There are flashes in which the costumes and scenery change before his eyes. One minute, Peter is wearing Oxfords and slacks straight from Milton’s wardrobe. The next, the kid is donning a gold crown and fake beard. The girl is Lily. The girl is Lady Macbeth. The dialogue shifts between comprehensible exchanges and speeches peppered with too much “doth” and “thither” for Milton’s tastes. Baldwin High School, 1986. While the rest of his English class was discussing Macbeth, Milton was fumbling with Kelsey Rubin’s bra in the supply closet. He leans forward in his seat, watching Lady Macbeth plot to kill King Duncan. He’s taken aback by the literary knowledge he has somehow retained. He rubs his eyes, hoping the world before him will somehow solidify. Oddly enough, it’s the Shakespeare that fades away, not the bizarre stage production of his life.
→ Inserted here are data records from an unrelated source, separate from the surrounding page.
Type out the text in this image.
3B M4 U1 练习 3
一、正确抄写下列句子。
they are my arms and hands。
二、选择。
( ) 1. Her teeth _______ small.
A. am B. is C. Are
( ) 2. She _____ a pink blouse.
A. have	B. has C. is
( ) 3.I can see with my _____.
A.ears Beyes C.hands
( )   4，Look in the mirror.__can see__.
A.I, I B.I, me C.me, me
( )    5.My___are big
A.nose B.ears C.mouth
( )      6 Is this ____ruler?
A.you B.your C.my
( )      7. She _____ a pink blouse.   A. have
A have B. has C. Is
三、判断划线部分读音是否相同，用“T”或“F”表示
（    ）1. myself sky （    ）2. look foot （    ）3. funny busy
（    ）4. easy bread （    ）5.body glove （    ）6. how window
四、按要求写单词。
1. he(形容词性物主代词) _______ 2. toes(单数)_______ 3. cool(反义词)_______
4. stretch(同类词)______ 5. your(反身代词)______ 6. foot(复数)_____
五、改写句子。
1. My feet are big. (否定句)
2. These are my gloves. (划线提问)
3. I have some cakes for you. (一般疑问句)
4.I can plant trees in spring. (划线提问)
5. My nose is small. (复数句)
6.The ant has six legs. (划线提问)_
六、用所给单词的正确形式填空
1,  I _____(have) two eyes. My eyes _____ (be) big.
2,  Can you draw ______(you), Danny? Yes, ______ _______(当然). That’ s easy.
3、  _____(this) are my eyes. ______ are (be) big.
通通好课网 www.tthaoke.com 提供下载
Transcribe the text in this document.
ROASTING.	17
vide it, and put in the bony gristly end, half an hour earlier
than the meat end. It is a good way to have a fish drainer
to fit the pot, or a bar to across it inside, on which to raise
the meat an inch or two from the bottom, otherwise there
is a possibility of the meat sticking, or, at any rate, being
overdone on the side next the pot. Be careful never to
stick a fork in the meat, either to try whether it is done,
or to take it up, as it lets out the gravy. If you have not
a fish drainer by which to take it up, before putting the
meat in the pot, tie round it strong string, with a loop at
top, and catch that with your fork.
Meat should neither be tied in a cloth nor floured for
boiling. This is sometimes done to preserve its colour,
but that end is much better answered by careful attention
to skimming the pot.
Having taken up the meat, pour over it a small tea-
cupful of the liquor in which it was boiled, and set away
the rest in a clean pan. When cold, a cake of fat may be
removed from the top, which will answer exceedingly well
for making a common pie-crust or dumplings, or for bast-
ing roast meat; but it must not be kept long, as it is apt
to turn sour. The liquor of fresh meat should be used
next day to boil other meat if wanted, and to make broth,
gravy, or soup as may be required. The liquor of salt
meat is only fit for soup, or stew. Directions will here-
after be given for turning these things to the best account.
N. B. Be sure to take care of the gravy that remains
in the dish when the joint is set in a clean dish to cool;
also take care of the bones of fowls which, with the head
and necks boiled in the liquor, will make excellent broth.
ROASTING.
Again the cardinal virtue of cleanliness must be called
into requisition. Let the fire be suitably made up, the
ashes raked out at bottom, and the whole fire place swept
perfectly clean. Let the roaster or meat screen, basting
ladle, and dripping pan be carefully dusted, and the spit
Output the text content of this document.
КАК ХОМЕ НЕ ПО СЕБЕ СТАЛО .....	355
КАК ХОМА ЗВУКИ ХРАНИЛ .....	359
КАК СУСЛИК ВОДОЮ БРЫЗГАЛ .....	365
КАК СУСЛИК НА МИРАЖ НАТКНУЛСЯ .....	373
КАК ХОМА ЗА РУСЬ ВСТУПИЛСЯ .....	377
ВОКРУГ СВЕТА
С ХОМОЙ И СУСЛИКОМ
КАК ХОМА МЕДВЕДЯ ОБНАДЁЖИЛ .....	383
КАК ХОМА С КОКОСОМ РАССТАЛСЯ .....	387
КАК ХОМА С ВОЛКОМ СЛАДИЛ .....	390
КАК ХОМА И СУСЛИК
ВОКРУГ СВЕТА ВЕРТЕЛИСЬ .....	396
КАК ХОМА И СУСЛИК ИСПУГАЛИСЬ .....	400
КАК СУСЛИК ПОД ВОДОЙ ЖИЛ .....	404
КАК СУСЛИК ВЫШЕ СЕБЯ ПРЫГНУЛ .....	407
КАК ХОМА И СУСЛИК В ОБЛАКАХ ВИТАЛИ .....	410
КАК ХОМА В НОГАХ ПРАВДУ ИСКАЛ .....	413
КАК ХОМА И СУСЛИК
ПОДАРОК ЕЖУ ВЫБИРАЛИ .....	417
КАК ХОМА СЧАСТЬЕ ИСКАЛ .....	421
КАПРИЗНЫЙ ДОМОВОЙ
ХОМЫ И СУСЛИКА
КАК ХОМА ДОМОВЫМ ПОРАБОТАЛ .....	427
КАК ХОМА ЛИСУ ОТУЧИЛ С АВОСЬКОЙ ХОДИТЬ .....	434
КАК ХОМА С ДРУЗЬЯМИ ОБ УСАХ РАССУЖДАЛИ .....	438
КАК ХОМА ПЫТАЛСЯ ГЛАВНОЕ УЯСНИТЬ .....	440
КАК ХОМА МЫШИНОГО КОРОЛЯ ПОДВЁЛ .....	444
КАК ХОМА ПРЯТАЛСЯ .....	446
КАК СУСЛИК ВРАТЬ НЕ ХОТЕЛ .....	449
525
Milton watches himself with Lily, their first date at the ice rink captured with cardboard set pieces. A musical number about their first time together which, if it wasn’t disturbing enough, has to be sung (and mimed) by his own son. Dozens of scenes set in the bar. Each time Peter, as Milton, stumbles to the ground, the bottle rolling to his side, the audience laughs a little more and Milton laughs a little less. Perhaps the performance is too convincing or perhaps he’s actually starting to see himself in his own son. He’s starting to see the cycle. Peter is growing up too fast on this stage. The suit is too big on him and he shouldn’t be drinking until he’s at least 20.

No, 40.

He’s growing up too fast every time Milton sees him. He learned to ride a bike already, without his father’s help. He’s going to learn to drive soon and Milton probably won’t have time to teach him. Isn’t it supposed to be that these changes don’t really hit you until you’re making tea one day and you really think about it? For Milton, the change becomes apparent every time he visits Peter. He’s going to be taller than him. He’s going to be stronger. Maybe that’s a good thing because the boy – the young man – will learn to carry certain things better than his father ever could.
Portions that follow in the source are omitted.